Last but not least, the result field also contains information such as when the watch was executed in the execution_time as well as the execution duration in the execution_duration field in milliseconds.

## Using alternative inputs to test time-based queries

Now we know how to decipher the watch history and how to run a watch, but how can we actually debug watches? Also, we can still improve our workflow to create a watch. Let's imagine we are writing a watch to monitor disk space used from Metricbeat data. In order to detect machines that are running low on disk space, we need to search for documents containing disk space information which have been created in the last five minutes and contain a disk usage of more than 90%. Then we want to aggregate the results per host. Note, that this is a very simple example, you actually may want to aggregate per host and per mount-point to get more exact alerts and/or better filter capabilities.

The query might look similar to the following one

GET metricbeat-2017.03.06/_search
{
"size": 0,
"query": {
"bool": {
"filter": [
{
"range": {
"@timestamp": {
"from": "now-5m"
}
}
},
{
"term": {
"metricset.name": "filesystem"
}
},
{
"range": {
"system.filesystem.used.pct": {
"from": 0.9
}
}
}
]
}
},
"aggs": {
"by_host": {
"terms": {
"field": "beat.hostname",
"size": "100"
}
}
}
}


The response might be something like this:

{
"took": 5,
"timed_out": false,
"_shards": {
"total": 5,
"successful": 5,
"failed": 0
},
"hits": {
"total": 60,
"max_score": 0,
"hits": []
},
"aggregations": {
"by_host": {
"doc_count_error_upper_bound": 0,
"sum_other_doc_count": 0,
"buckets": [
{
"key": "orca",
"doc_count": 60
},
{
"key": "dolphin",
"doc_count": 120
}
]
}
}
}


In this example two hosts have a fair share of documents above the threshold. So, we could go easy and add the watch around the written query now. However, in order to properly test our watch, we would need to test the case of system being low on disk space as well as the case where everything is fine. Therefore we need a way to emulate the above input. Watcher supports exactly this by using an alternative_input in the execute watch API. Again we are using the Execute Watch API without storing the watch - as we are still not sure, whether this is going to be our final watch.

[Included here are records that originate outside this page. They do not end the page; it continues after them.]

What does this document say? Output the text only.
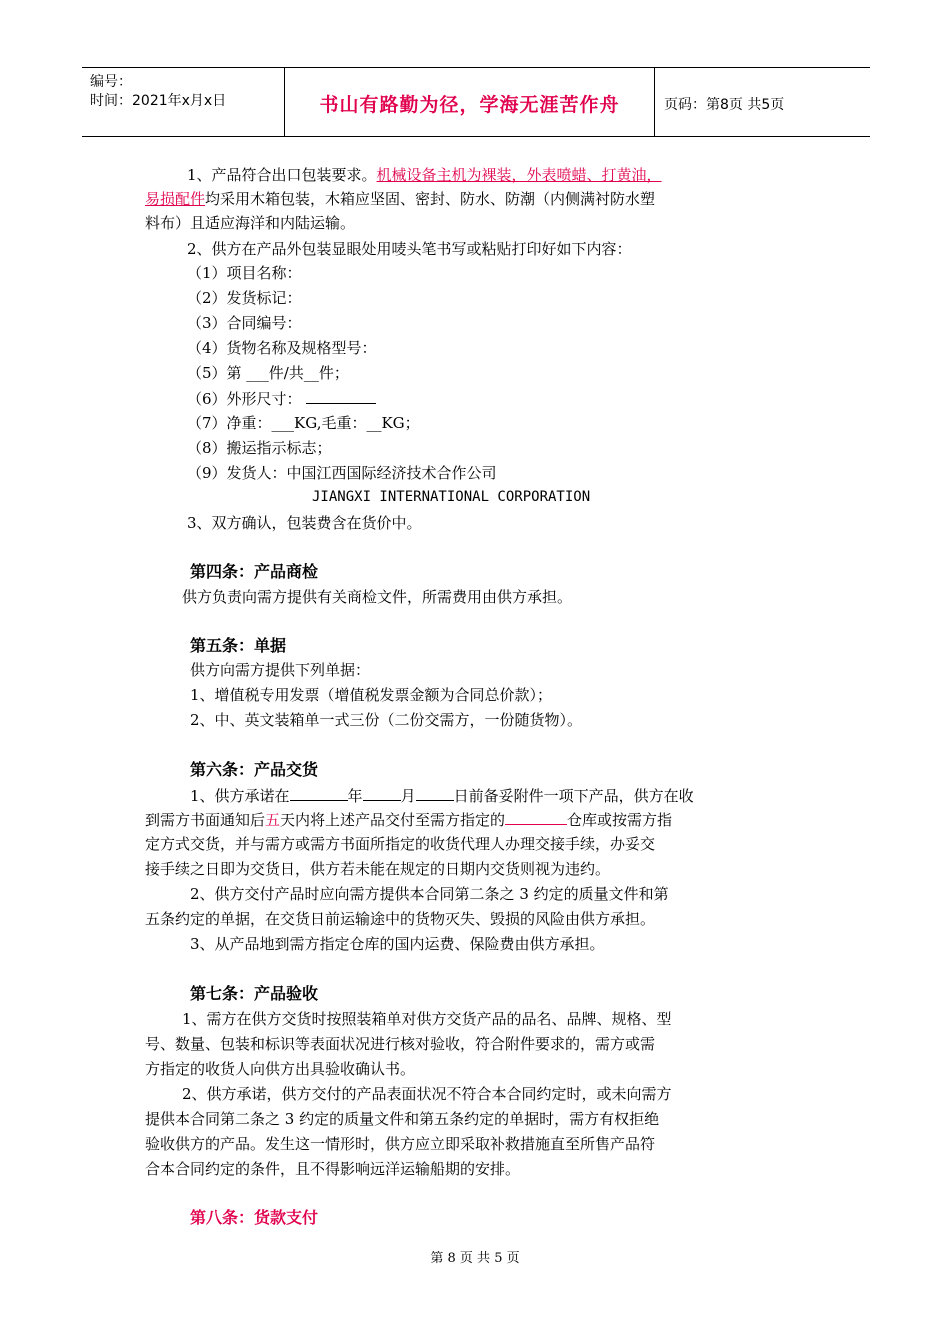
编号：
时间：2021年x月x日	书山有路勤为径，学海无涯苦作舟	页码：第8页 共5页
1、产品符合出口包装要求。机械设备主机为裸装，外表喷蜡、打黄油，
易损配件均采用木箱包装，木箱应坚固、密封、防水、防潮（内侧满衬防水塑
料布）且适应海洋和内陆运输。
2、供方在产品外包装显眼处用唛头笔书写或粘贴打印好如下内容：
（1）项目名称：
（2）发货标记：
（3）合同编号：
（4）货物名称及规格型号：
（5）第 ___件/共__件；
（6）外形尺寸：
（7）净重：___KG,毛重：__KG；
（8）搬运指示标志；
（9）发货人：中国江西国际经济技术合作公司
JIANGXI INTERNATIONAL CORPORATION
3、双方确认，包装费含在货价中。
第四条：产品商检
供方负责向需方提供有关商检文件，所需费用由供方承担。
第五条：单据
供方向需方提供下列单据：
1、增值税专用发票（增值税发票金额为合同总价款）；
2、中、英文装箱单一式三份（二份交需方，一份随货物）。
第六条：产品交货
1、供方承诺在	年	月	日前备妥附件一项下产品，供方在收
到需方书面通知后五天内将上述产品交付至需方指定的	仓库或按需方指
定方式交货，并与需方或需方书面所指定的收货代理人办理交接手续，办妥交
接手续之日即为交货日，供方若未能在规定的日期内交货则视为违约。
2、供方交付产品时应向需方提供本合同第二条之 3 约定的质量文件和第
五条约定的单据，在交货日前运输途中的货物灭失、毁损的风险由供方承担。
3、从产品地到需方指定仓库的国内运费、保险费由供方承担。
第七条：产品验收
1、需方在供方交货时按照装箱单对供方交货产品的品名、品牌、规格、型
号、数量、包装和标识等表面状况进行核对验收，符合附件要求的，需方或需
方指定的收货人向供方出具验收确认书。
2、供方承诺，供方交付的产品表面状况不符合本合同约定时，或未向需方
提供本合同第二条之 3 约定的质量文件和第五条约定的单据时，需方有权拒绝
验收供方的产品。发生这一情形时，供方应立即采取补救措施直至所售产品符
合本合同约定的条件，且不得影响远洋运输船期的安排。
第八条：货款支付
第 8 页 共 5 页
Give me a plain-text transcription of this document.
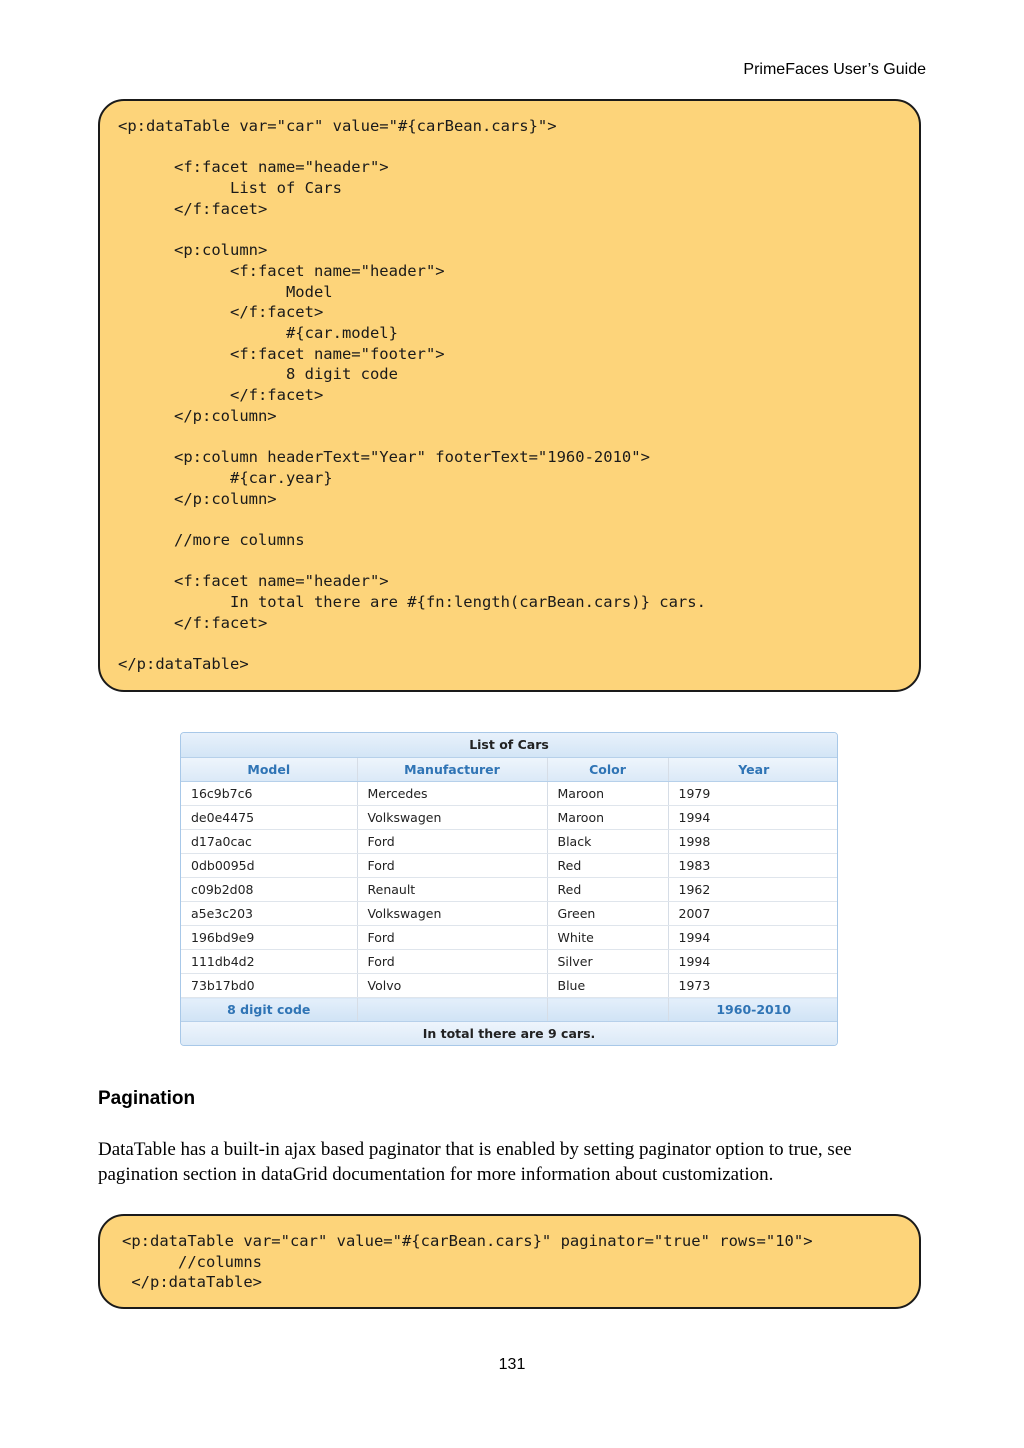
PrimeFaces User’s Guide
<p:dataTable var="car" value="#{carBean.cars}">

<f:facet name="header">
List of Cars
</f:facet>

<p:column>
<f:facet name="header">
Model
</f:facet>
#{car.model}
<f:facet name="footer">
8 digit code
</f:facet>
</p:column>

<p:column headerText="Year" footerText="1960-2010">
#{car.year}
</p:column>

//more columns

<f:facet name="header">
In total there are #{fn:length(carBean.cars)} cars.
</f:facet>

</p:dataTable>
List of Cars
Model	Manufacturer	Color	Year
16c9b7c6	Mercedes	Maroon	1979
de0e4475	Volkswagen	Maroon	1994
d17a0cac	Ford	Black	1998
0db0095d	Ford	Red	1983
c09b2d08	Renault	Red	1962
a5e3c203	Volkswagen	Green	2007
196bd9e9	Ford	White	1994
111db4d2	Ford	Silver	1994
73b17bd0	Volvo	Blue	1973
8 digit code			1960-2010
In total there are 9 cars.
Pagination

DataTable has a built-in ajax based paginator that is enabled by setting paginator option to true, see pagination section in dataGrid documentation for more information about customization.

<p:dataTable var="car" value="#{carBean.cars}" paginator="true" rows="10">
//columns
</p:dataTable>
131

POST _xpack/watcher/watch/_execute
{
"alternative_input" : {
"took": 5,
"timed_out": false,
"_shards": {
"total": 5,
"successful": 5,
"failed": 0
},
"hits": {
"total": 60,
"max_score": 0,
"hits": []
},
"aggregations": {
"by_host": {
"doc_count_error_upper_bound": 0,
"sum_other_doc_count": 0,
"buckets": [
{
"key": "orca",
"doc_count": 60
},
{
"key": "dolphin",
"doc_count": 120
}
]
}
}
},
"watch" : {
"trigger" : {
"schedule" : {
"interval": "5m"
}
},
"input" : {
"search" : {
"request": {
"indices" : [ "<metricbeat-{now/d}>"],
"body" : {
"query": {
"bool": {
"filter": [
{
"range": {
"@timestamp": {
"from": "{{ctx.trigger.scheduled_time}}||-5m"
}
}
},
{
"term": {
"metricset.name": "filesystem"
}
},
{
"range": {
"system.filesystem.used.pct": {
"from": 0.5
}
}
}
]
}
},
"size": 0,
"aggs": {
"by_host": {
"terms": {
"field": "beat.hostname",
"size": "100"
}
}
}
}
}
}
},
"condition" : {
"script" : "return ctx.payload.aggregations.by_host.buckets.size() > 0"
},
"actions" : {
"logme-me-action" : {
"transform" : {
"script" : {
"inline" : "return [ 'hosts' : ctx.payload.aggregations.by_host.buckets.stream().map(b -> b.key).collect(Collectors.toList())]"
}
},
"logging"  : {
"text" : "Over the limit: {{#join delimiter=', '}}ctx.payload.hosts{{/join delimiter=', '}}"
}
}
}
}
}


Great, we were now able to test a watch with arbitrary input data without actually executing the query. There are two things, that you might want to improve. First, this mechanism still requires you to execute a query and then paste the response of that query into the alternative_input field. We can do better than this by taking over more control of the query. The timestamp for the range query we used, contained the scheduled time of the watch execution as a filter. So, if we can control the scheduled time from the outside, there is no need to control the whole input, we could just go back in time by changing the scheduled time. By removing the alternative_input field and adding trigger_data to the execute watch API request you can achieve exactly that

"trigger_data" : {
"scheduled_time" : "2017-03-06T12:34:56.055Z"
}


This way, the specified scheduled time will be used. Note, that we are still using now/d in the index name (which in addition could also roll over to the next day), so this is not yet completely fool proof, but a good start. In case you are wondering what the difference between scheduled_time and triggered_time is. The first is the time, when the watch was supposed to be run (i.e. in five minutes), whereas the second one is the time, when the watch was triggered to be executed (i.e. in five minutes fifteen seconds).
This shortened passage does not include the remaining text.